Necessary Be aware: There are further utilities that I added to our brokers’ service which you can copy instantly from the repository. Seek for get_agents() ,get_conversations(), get_messages() from the crud.py module and the api/routes.py routes.
Set up Streamlit and add it to our necessities.txt.# Pin a model should you want$ pip set up streamlit==1.25.0# Our necessities.txt (added streamlit)$ cat necessities.txtfastapi==0.95.2ipykernel==6.22.0jupyter-bokeh==2.0.2jupyterlab==3.6.3openai==0.27.6pandas==2.0.1sqlalchemy-orm==1.2.10sqlalchemy==2.0.15streamlit==1.25.0uvicorn<0.22.0,>=0.21.1Create the appliance by creating first a folder in our src folder with the title frontend. Create a brand new file named major.py and place the next code.import streamlit as stimport requests
API_URL = “http://0.0.0.0:8000/brokers” # We’ll use our native URL and port outlined of our microservice for this instance
def get_agents():”””Get the checklist of obtainable brokers from the API”””response = requests.get(API_URL + “/get-agents”)if response.status_code == 200:brokers = response.json()return brokers
return []
def get_conversations(agent_id: str):”””Get the checklist of conversations for the agent with the given ID”””response = requests.get(API_URL + “/get-conversations”, params = {“agent_id”: agent_id})if response.status_code == 200:conversations = response.json()return conversations
return []
def get_messages(conversation_id: str):”””Get the checklist of messages for the dialog with the given ID”””response = requests.get(API_URL + “/get-messages”, params = {“conversation_id”: conversation_id})if response.status_code == 200:messages = response.json()return messages
return []
def send_message(agent_id, message):”””Ship a message to the agent with the given ID”””payload = {“conversation_id”: agent_id, “message”: message}response = requests.submit(API_URL + “/chat-agent”, json = payload)if response.status_code == 200:return response.json()

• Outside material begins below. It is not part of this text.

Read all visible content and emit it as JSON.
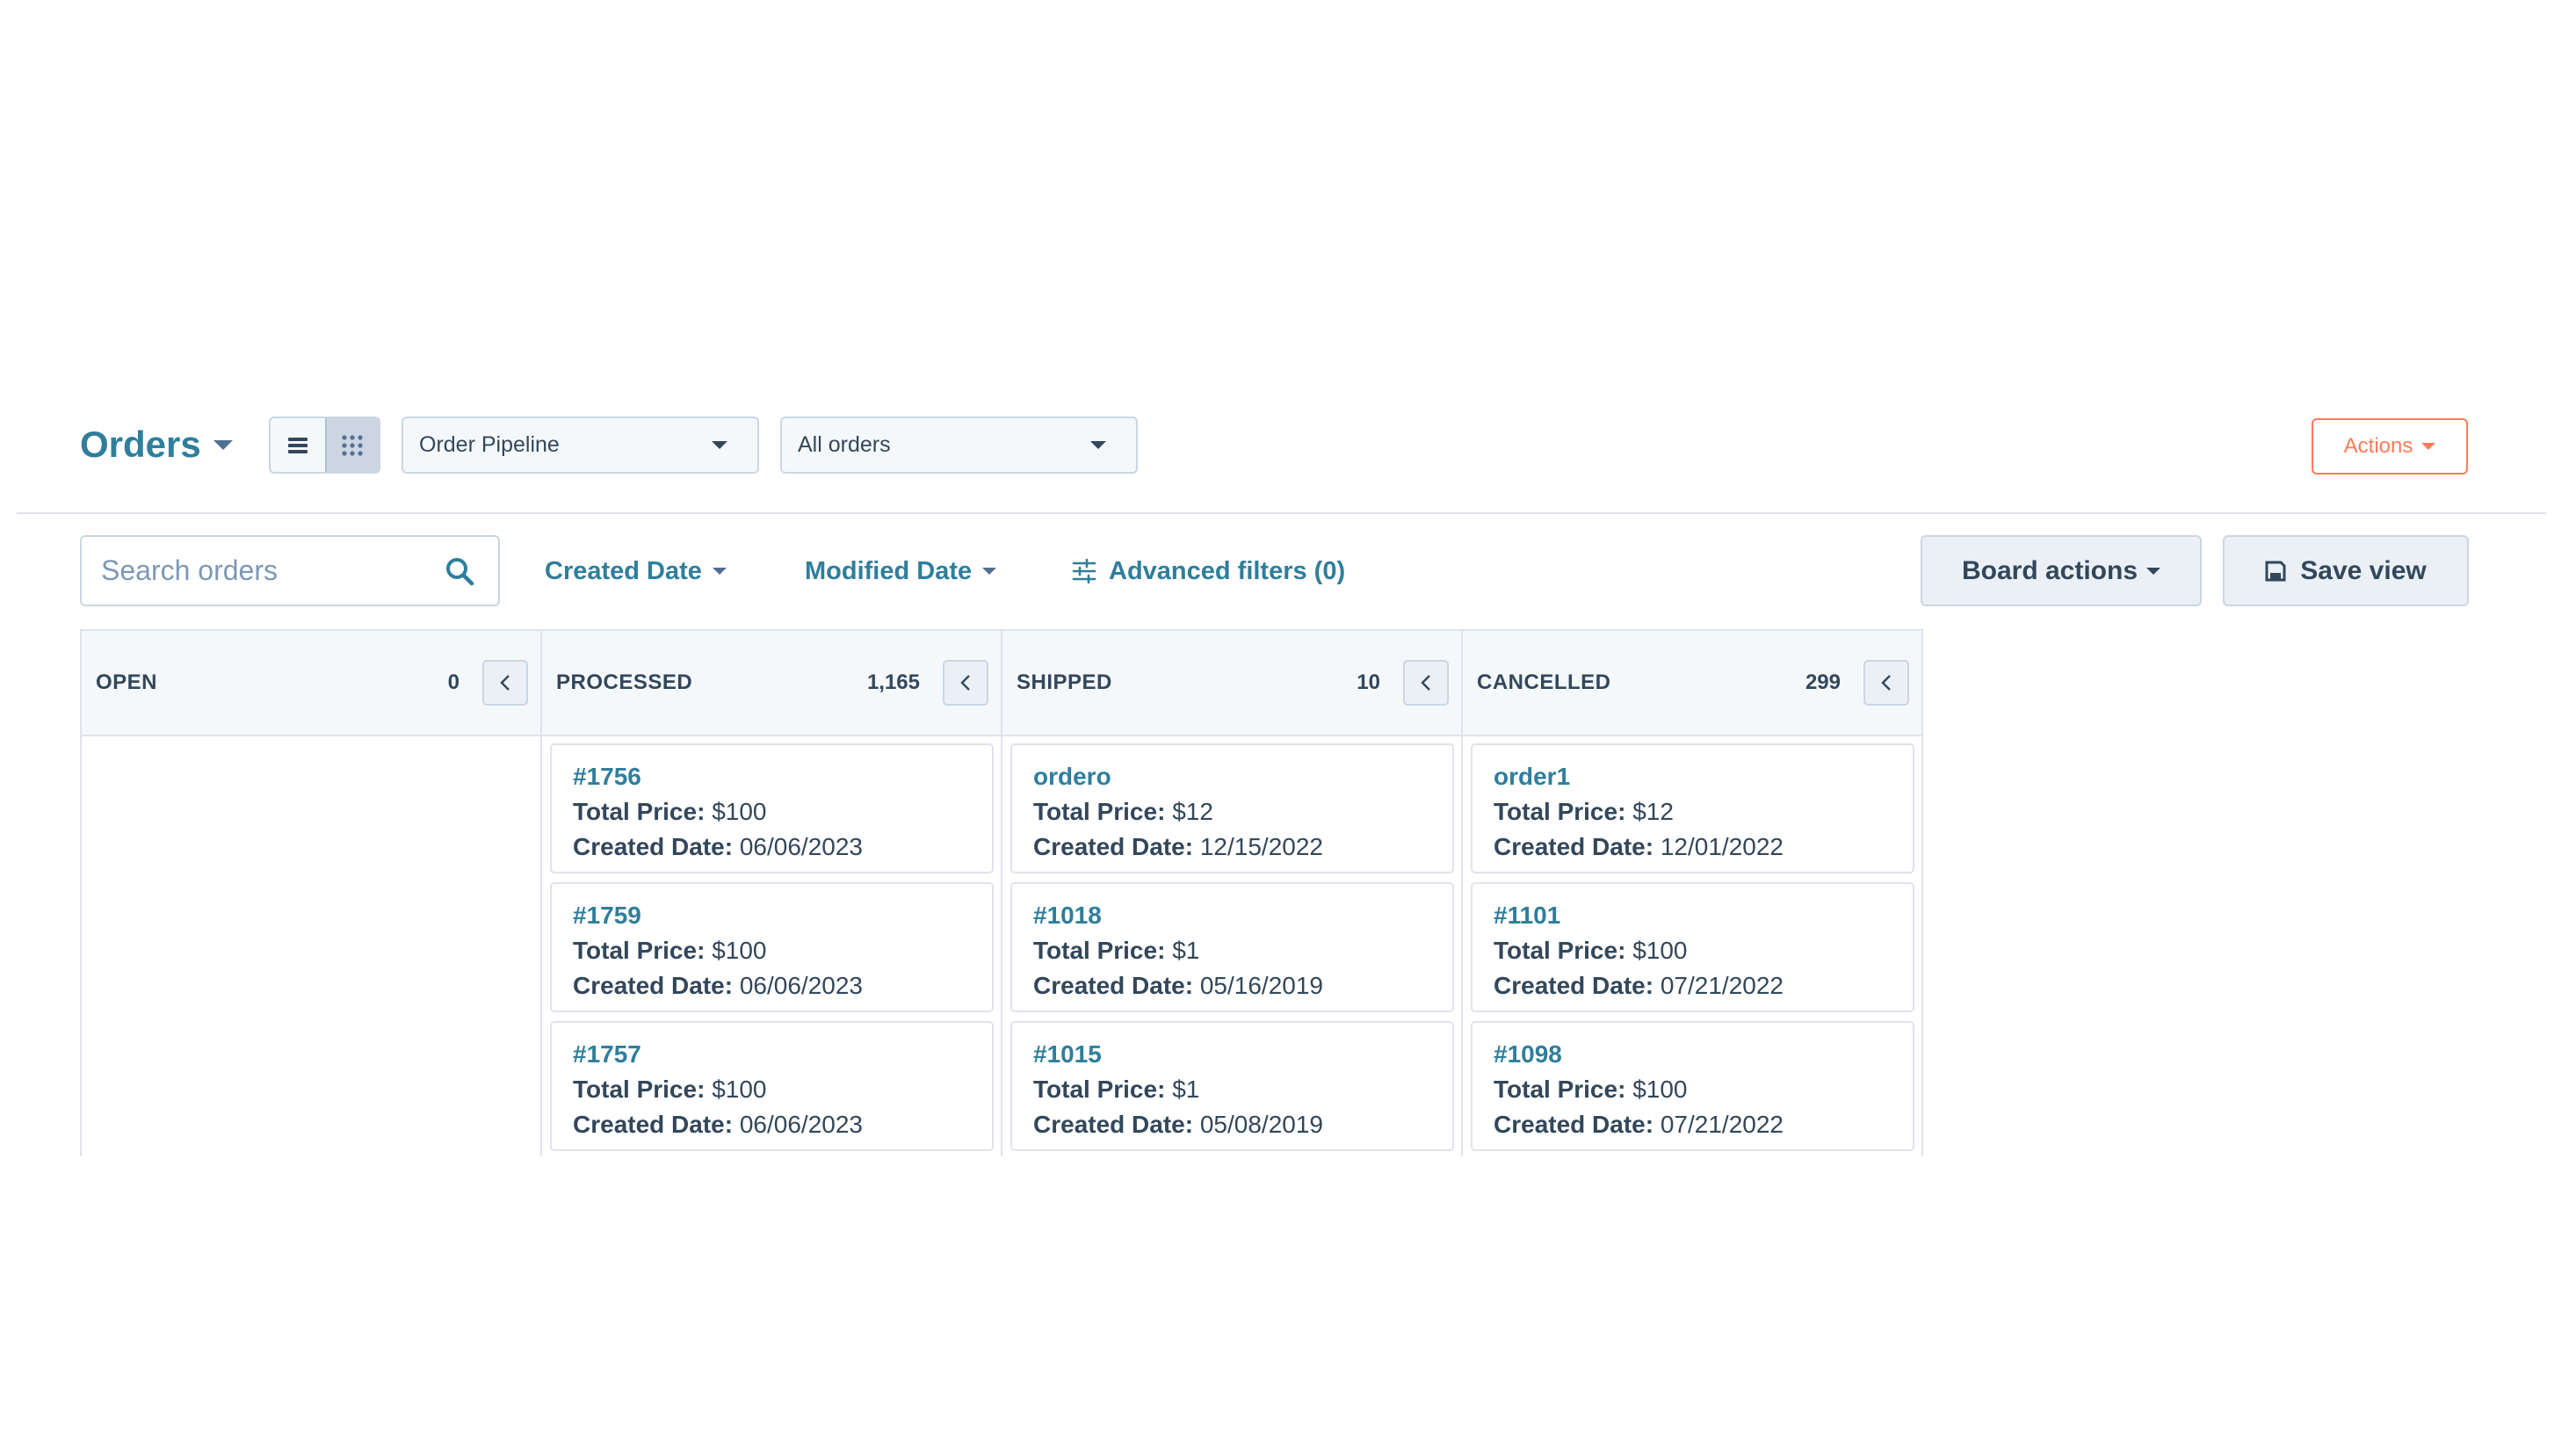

return {“response”: “Error”}
def major():st.set_page_config(page_title = “🤗💬 AIChat”)
with st.sidebar:st.title(“Conversational Agent Chat”)

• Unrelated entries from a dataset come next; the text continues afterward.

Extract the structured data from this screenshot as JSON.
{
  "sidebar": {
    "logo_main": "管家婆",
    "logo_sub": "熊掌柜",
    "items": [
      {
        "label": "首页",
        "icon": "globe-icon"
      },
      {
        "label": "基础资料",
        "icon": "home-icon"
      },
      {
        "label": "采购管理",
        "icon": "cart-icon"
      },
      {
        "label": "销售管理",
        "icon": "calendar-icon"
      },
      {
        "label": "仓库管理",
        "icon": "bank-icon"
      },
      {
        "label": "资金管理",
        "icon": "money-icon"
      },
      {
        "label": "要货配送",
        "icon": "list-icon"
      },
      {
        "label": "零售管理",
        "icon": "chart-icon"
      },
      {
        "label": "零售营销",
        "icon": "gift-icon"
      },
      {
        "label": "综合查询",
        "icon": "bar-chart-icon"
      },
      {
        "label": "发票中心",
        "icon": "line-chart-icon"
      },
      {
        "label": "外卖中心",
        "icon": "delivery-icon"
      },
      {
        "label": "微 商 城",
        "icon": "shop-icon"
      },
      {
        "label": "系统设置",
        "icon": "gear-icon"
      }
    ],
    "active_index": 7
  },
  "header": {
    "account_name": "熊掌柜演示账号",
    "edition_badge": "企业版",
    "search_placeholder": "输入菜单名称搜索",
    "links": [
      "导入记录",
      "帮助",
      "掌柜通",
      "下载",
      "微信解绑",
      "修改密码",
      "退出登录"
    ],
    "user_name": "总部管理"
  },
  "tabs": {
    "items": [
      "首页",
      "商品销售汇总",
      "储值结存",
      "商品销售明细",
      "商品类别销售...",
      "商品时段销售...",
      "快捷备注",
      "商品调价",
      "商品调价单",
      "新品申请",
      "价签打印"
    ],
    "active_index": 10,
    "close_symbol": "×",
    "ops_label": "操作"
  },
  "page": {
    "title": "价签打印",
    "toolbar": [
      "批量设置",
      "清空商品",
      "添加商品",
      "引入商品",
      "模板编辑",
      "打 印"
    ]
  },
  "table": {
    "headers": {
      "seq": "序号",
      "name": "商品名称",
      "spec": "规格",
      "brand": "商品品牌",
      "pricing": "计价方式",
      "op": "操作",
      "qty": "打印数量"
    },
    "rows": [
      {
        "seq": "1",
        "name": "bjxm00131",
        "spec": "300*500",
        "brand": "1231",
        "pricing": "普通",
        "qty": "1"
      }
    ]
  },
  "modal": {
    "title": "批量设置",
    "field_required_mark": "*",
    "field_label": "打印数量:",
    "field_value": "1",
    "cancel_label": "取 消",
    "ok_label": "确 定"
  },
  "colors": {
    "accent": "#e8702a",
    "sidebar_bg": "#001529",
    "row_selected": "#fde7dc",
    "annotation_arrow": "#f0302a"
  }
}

# Dropdown to pick agentagents = get_agents()agent_ids = [agent[“id”] for agent in brokers]selected_agent = st.selectbox(“Choose an Agent:”, agent_ids)

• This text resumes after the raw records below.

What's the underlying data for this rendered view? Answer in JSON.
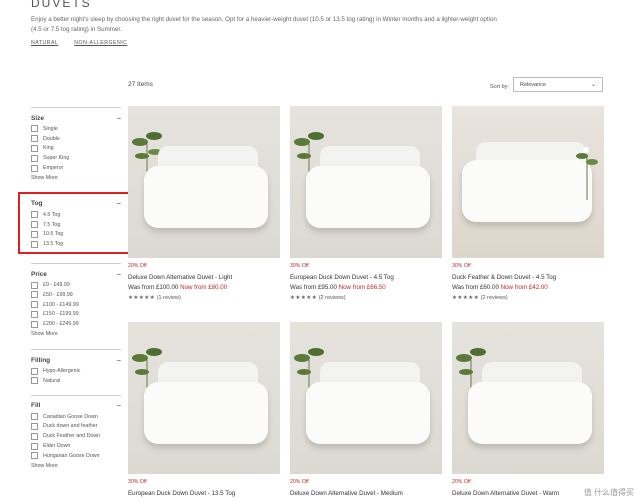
{
  "header": {
    "title": "DUVETS",
    "description": "Enjoy a better night's sleep by choosing the right duvet for the season. Opt for a heavier-weight duvet (10.5 or 13.5 tog rating) in Winter months and a lighter-weight option (4.5 or 7.5 tog rating) in Summer.",
    "tags": [
      "NATURAL",
      "NON-ALLERGENIC"
    ]
  },
  "toolbar": {
    "items_count": "27 Items",
    "sort_label": "Sort by:",
    "sort_value": "Relevance"
  },
  "filters": {
    "collapse_symbol": "−",
    "show_more": "Show More",
    "size": {
      "label": "Size",
      "options": [
        "Single",
        "Double",
        "King",
        "Super King",
        "Emperor"
      ]
    },
    "tog": {
      "label": "Tog",
      "options": [
        "4.5 Tog",
        "7.5 Tog",
        "10.5 Tog",
        "13.5 Tog"
      ]
    },
    "price": {
      "label": "Price",
      "options": [
        "£0 - £49.99",
        "£50 - £99.99",
        "£100 - £149.99",
        "£150 - £199.99",
        "£200 - £249.99"
      ]
    },
    "filling": {
      "label": "Filling",
      "options": [
        "Hypo-Allergenic",
        "Natural"
      ]
    },
    "fill": {
      "label": "Fill",
      "options": [
        "Canadian Goose Down",
        "Duck down and feather",
        "Duck Feather and Down",
        "Elder Down",
        "Hungarian Goose Down"
      ]
    }
  },
  "products": [
    {
      "sale": "20% Off",
      "name": "Deluxe Down Alternative Duvet - Light",
      "was": "Was from £100.00",
      "now": "Now from £80.00",
      "stars": "★★★★★",
      "reviews": "(1 review)"
    },
    {
      "sale": "30% Off",
      "name": "European Duck Down Duvet - 4.5 Tog",
      "was": "Was from £95.00",
      "now": "Now from £66.50",
      "stars": "★★★★★",
      "reviews": "(2 reviews)"
    },
    {
      "sale": "30% Off",
      "name": "Duck Feather & Down Duvet - 4.5 Tog",
      "was": "Was from £60.00",
      "now": "Now from £42.00",
      "stars": "★★★★★",
      "reviews": "(2 reviews)"
    },
    {
      "sale": "30% Off",
      "name": "European Duck Down Duvet - 13.5 Tog",
      "was": "",
      "now": "",
      "stars": "",
      "reviews": ""
    },
    {
      "sale": "20% Off",
      "name": "Deluxe Down Alternative Duvet - Medium",
      "was": "",
      "now": "",
      "stars": "",
      "reviews": ""
    },
    {
      "sale": "20% Off",
      "name": "Deluxe Down Alternative Duvet - Warm",
      "was": "",
      "now": "",
      "stars": "",
      "reviews": ""
    }
  ],
  "watermark": "值 什么值得买",
  "colors": {
    "accent": "#c0282d",
    "highlight_box": "#e21d24"
  }
}
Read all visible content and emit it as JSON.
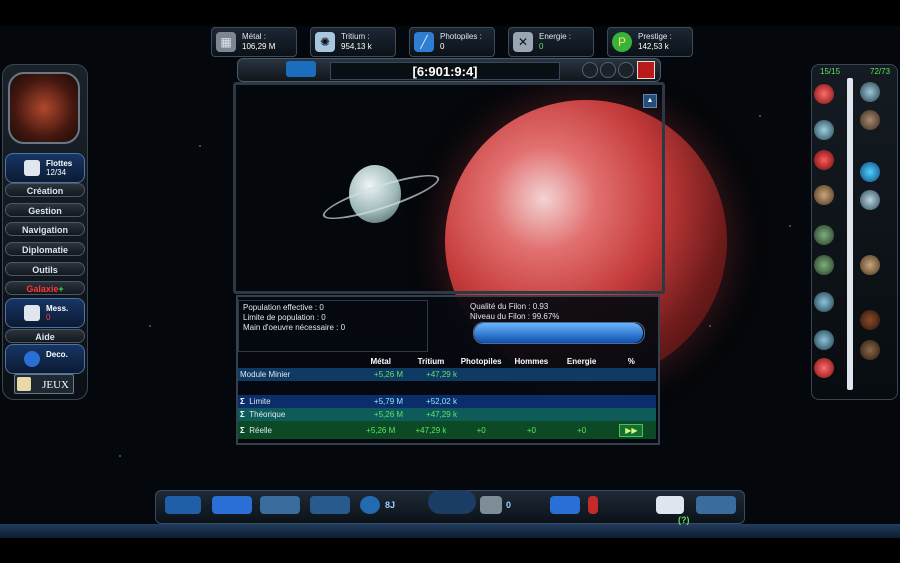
{
  "resources": [
    {
      "label": "Métal :",
      "value": "106,29 M",
      "icon": "metal-icon",
      "color": "#7d8791"
    },
    {
      "label": "Tritium :",
      "value": "954,13 k",
      "icon": "tritium-icon",
      "color": "#a9c6df"
    },
    {
      "label": "Photopiles :",
      "value": "0",
      "icon": "photopile-icon",
      "color": "#2e7fd1"
    },
    {
      "label": "Energie :",
      "value": "0",
      "icon": "energy-icon",
      "color": "#9aa6b2"
    },
    {
      "label": "Prestige :",
      "value": "142,53 k",
      "icon": "prestige-icon",
      "color": "#37b23a"
    }
  ],
  "coordinates": "[6:901:9:4]",
  "sidebar": {
    "fleets_label": "Flottes",
    "fleets_count": "12/34",
    "menu": [
      "Création",
      "Gestion",
      "Navigation",
      "Diplomatie",
      "Outils"
    ],
    "galaxie": "Galaxie",
    "galaxie_plus": "+",
    "messages_label": "Mess.",
    "messages_count": "0",
    "aide": "Aide",
    "deco": "Deco.",
    "jeux": "JEUX"
  },
  "info": {
    "population_effective": "Population effective : 0",
    "limite_population": "Limite de population : 0",
    "main_oeuvre": "Main d'oeuvre nécessaire : 0",
    "qualite_filon": "Qualité du Filon : 0.93",
    "niveau_filon": "Niveau du Filon : 99.67%",
    "filon_level": 0.9967
  },
  "table": {
    "headers": [
      "Métal",
      "Tritium",
      "Photopiles",
      "Hommes",
      "Energie",
      "%"
    ],
    "module": {
      "label": "Module Minier",
      "metal": "+5,26 M",
      "tritium": "+47,29 k"
    },
    "limite": {
      "label": "Limite",
      "metal": "+5,79 M",
      "tritium": "+52,02 k"
    },
    "theorique": {
      "label": "Théorique",
      "metal": "+5,26 M",
      "tritium": "+47,29 k"
    },
    "reelle": {
      "label": "Réelle",
      "metal": "+5,26 M",
      "tritium": "+47,29 k",
      "photopiles": "+0",
      "hommes": "+0",
      "energie": "+0"
    },
    "sigma": "Σ",
    "ff": "▶▶"
  },
  "right_panel": {
    "count_left": "15/15",
    "count_right": "72/73"
  },
  "bottom": {
    "timer": "8J",
    "count": "0",
    "help": "(?)"
  },
  "colors": {
    "accent": "#1b6ebd",
    "green": "#5fe35f",
    "red_planet": "#c43a3a"
  }
}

for agent in brokers:if agent[“id”] == selected_agent:selected_agent_context = agent[“context”]selected_agent_first_message = agent[“first_message”]
# Dropdown to pick conversationconversations = get_conversations(selected_agent)conversation_ids = [conversation[“id”] for dialog in conversations]selected_conversation = st.selectbox(“Choose a Dialog:”, conversation_ids)
if selected_conversation is None:st.write(“Please choose a dialog from the dropdown.”)else:st.write(f”**Chosen Agent**: {selected_agent}”)st.write(f”**Chosen Dialog**: {selected_conversation}”)
# Show chat messagesst.title(“Chat”)st.write(“This can be a chat interface for the chosen agent and dialog. You’ll be able to ship messages to the agent and see its responses.”)st.write(f”**Agent Context**: {selected_agent_context}”)
messages = get_messages(selected_conversation)with st.chat_message(“assistant”):st.write(selected_agent_first_message)
for message in messages:with st.chat_message(“consumer”):st.write(message[“user_message”])with st.chat_message(“assistant”):st.write(message[“agent_message”])
# Consumer-provided promptif immediate := st.chat_input(“Ship a message:”):with st.chat_message(“consumer”):st.write(immediate)with st.spinner(“Pondering…”):response = send_message(selected_conversation, immediate)with st.chat_message(“assistant”):st.write(response[“response”])
if __name__ == “__main__”:major()
The code beneath connects to our agent’s microservice through API calls and permits the consumer to pick the Agent and the Conversations and chat with the agent, just like what ChatGPT gives. Let’s run this app by opening one other terminal (be sure to have the brokers microservice up and operating on port 8000) and sort $ streamlit run src/frontend/major.py and you’re able to go!